Abstract

Beta-lactams (BL) are the most widely used antibiotics and the first-choice drugs for many bacterial infections. Their consumption has increased in the last decades being now three times higher than the second most highly consumed group. However, they have a high potential for inducing allergic reactions, being the compounds most frequently involved in drug reactions induced by specific immunological mechanisms. The purpose of this review is to summarize the sensitization patterns, the methods used for diagnosing, and the management of BL-induced anaphylaxis. BL can cause severe reactions such as anaphylaxis; in fact, they have been estimated to account for 75% of all fatal anaphylactic episodes in the USA. As a result, physicians often recommend individuals reporting previous reactions to a given BL to avoid all others in the future. However, we consider this practice to be outdated and in need of revision. The decision of what drugs to recommend should be made based on our knowledge of cross-reactivity between BL groups, based on clinical data and chemical structure. A complete and accurate diagnostic workup must be performed to confirm such cross-reactivity or lack thereof.
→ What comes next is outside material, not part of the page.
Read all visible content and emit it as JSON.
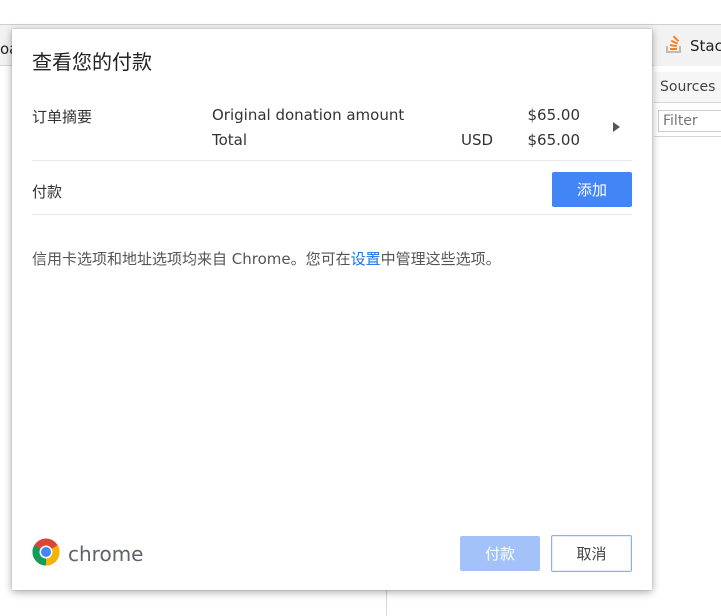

Our improved knowledge regarding cross-reactivity coincides with recent improvements of in vitro tests, which has decreased the need to perform potentially risky procedures such as drug provocation tests in some situations. This will allow physicians to re-evaluate previous cases and lead to an increase in their therapeutic arsenal to fight against infections. This review summarizes the complex diagnostic approach and management of BL-induced anaphylaxis focusing in recommendation of alternative BL according to the cross-reactivity between BL groups based on clinical data and chemical structure.